Als ich neun Jahre alt war, erzählte mir meine Mutter eine Geschichte aus ihrer Kindheit, die mir besonders im Gedächtnis geblieben ist. Sie schilderte, wie sie sich immer wieder in eine Blumenwiese in der Nachbarschaft ihres Elternhauses in München-Schwabing zurückzog, sich ins Gras legte und Marienkäfern und anderen Wieseninsekten beim Auf und Ab im Dschungel der Halme zusah. In ihrer Vorstellung wurde sie zu einer Zwergin unter Zwergen, verlieh den Wieseninsekten Namen und dachte sich Gespräche aus zwischen den Käfern, Raupen und Zikaden. Möglicherweise flüchtete sie sich in diese scheinbar friedliche, kleine Welt, um der Bedrückung zu entfliehen, die Kriegszeiten und Evakuierung mit sich brachten. Vielleicht war sie auch einfach von der Farben- und Formenvielfalt der Wiese fasziniert. Jedenfalls berührte mich diese Geschichte mehr als andere, als wenn ich geahnt hätte, dass die Wiese in den kommenden Jahrzehnten zu einer Art Lebensthema für mich werden würde; dass ich selbst immer wieder in einer Wiese stehen, sitzen und liegen würde, manchmal mit einer Kamera in der Hand. Und das auch noch in der allerschönsten Wiese der Welt, nämlich in meiner »heiligen Wiese«.

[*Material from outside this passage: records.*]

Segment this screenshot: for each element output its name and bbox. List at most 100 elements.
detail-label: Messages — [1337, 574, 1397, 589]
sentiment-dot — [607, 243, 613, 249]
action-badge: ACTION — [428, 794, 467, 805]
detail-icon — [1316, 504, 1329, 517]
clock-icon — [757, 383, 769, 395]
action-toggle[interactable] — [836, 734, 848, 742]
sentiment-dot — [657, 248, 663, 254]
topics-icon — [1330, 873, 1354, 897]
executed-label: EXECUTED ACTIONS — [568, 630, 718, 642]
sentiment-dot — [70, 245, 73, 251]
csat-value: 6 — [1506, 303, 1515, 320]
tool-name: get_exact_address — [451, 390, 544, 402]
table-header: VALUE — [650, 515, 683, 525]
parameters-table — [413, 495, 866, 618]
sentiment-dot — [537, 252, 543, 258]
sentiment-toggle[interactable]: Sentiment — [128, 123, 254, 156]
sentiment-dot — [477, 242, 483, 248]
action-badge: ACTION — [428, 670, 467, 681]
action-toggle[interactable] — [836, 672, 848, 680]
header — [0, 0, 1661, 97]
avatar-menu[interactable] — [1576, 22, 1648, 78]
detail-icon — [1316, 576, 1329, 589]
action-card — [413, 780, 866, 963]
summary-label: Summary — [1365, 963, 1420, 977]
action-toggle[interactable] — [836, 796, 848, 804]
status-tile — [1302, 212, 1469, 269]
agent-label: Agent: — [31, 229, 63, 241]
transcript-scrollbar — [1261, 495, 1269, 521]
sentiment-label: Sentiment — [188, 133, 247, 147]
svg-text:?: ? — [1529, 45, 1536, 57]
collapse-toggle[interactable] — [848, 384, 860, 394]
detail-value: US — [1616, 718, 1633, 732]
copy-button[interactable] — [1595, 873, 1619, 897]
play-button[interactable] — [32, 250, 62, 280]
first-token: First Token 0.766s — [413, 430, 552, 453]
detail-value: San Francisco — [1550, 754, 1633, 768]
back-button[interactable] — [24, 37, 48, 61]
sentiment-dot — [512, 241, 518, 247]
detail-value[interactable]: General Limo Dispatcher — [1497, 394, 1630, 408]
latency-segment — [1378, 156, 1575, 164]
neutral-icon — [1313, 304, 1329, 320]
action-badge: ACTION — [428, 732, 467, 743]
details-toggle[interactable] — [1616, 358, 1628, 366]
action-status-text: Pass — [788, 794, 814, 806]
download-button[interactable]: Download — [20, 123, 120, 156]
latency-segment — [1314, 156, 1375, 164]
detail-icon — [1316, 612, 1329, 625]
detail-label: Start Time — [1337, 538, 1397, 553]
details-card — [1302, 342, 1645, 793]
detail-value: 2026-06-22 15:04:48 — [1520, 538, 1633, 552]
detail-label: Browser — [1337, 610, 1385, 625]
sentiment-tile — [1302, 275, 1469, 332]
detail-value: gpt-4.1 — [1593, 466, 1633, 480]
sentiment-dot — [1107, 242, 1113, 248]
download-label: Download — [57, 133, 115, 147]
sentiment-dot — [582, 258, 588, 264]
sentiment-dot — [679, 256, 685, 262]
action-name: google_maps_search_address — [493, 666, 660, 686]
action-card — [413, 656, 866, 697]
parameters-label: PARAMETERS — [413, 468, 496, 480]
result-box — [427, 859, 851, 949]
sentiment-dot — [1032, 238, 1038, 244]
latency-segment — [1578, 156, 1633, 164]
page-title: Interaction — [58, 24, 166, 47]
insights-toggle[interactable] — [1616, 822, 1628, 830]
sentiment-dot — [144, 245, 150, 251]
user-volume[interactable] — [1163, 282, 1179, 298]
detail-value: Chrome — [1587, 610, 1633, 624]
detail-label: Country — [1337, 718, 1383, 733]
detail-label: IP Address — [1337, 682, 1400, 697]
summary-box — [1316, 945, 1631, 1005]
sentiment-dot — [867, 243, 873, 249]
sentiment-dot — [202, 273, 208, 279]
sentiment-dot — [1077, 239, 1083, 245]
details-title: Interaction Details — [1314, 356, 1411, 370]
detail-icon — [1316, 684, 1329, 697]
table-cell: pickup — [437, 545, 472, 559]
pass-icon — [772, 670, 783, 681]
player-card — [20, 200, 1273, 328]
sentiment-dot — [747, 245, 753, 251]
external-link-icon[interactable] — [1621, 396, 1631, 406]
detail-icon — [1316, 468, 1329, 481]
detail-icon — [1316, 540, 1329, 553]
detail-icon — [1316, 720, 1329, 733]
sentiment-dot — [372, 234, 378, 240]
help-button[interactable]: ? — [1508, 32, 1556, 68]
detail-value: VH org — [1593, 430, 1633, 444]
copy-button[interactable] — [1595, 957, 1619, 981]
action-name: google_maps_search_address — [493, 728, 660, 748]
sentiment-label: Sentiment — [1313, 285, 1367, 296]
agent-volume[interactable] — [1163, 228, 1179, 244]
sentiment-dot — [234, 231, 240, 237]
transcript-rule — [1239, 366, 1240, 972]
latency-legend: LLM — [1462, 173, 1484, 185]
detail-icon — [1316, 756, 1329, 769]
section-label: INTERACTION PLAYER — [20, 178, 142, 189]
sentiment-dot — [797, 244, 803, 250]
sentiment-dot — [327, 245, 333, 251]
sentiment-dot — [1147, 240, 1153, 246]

Unsere Familie wohnte in Weißenfeld, einem Örtchen in der Nähe von München, das heute wie eine Insel aus großen industriell bestellten Feldern ragt. Damals war es noch von einer bunten Mischung aus Getreideäckern und Wiesen umgeben. Unser Haus stand auf dem Grund eines Landwirts, bei dem mein Bruder und ich frische Milch holen mussten und wo es viel für uns zu erleben gab, etwa wenn der Bauer uns Kinder bei der Kartoffelernte mithelfen ließ und wir sogar den Traktor lenken durften. In diesem Elternhaus erwachte in mir mit acht oder neun Jahren eine schier grenzenlose Begeisterung für Tiere, und bald teilte ich mein Kinderzimmer mit einem frei fliegenden Nymphensittich, Rennmäusen, Fröschen und allerhand Krabbeltieren, die ich auf Familienausflügen sammelte oder für mein Taschengeld in der Zoohandlung erwarb.

Ich war ein schwieriges Kind. Viele Vorschläge meiner Eltern zur gemeinsamen Freizeitgestaltung lehnte ich ab. Oft störte ich mit meiner Sturheit den Familienfrieden. Die Eltern wollten ihren beiden Söhnen ein humanistisches Fundament und eine möglichst breite Allgemeinbildung mit auf den Weg geben, uns vor allem die europäischen Kulturschätze nahebringen. Deswegen waren für mich viele Sonntage von Museumsaufenthalten in der Stadt überschattet und die Urlaube verbinden sich in meiner Erinnerung mit quälenden Besuchen von muffig riechenden Kirchen und staubigen Ausgrabungsstätten. Als die weltberühmte Büste der Nofretete nach München kam, brachte ich meinen Protest gegen den von meinen Eltern verordneten Ausstellungsbesuch zum Ausdruck, indem ich die gesamte Tour durch das Haus der Kunst mit gesenktem Kopf absolvierte. Eine Anekdote, die später unzählige Male vor Verwandten und Freunden zum Besten gegeben wurde.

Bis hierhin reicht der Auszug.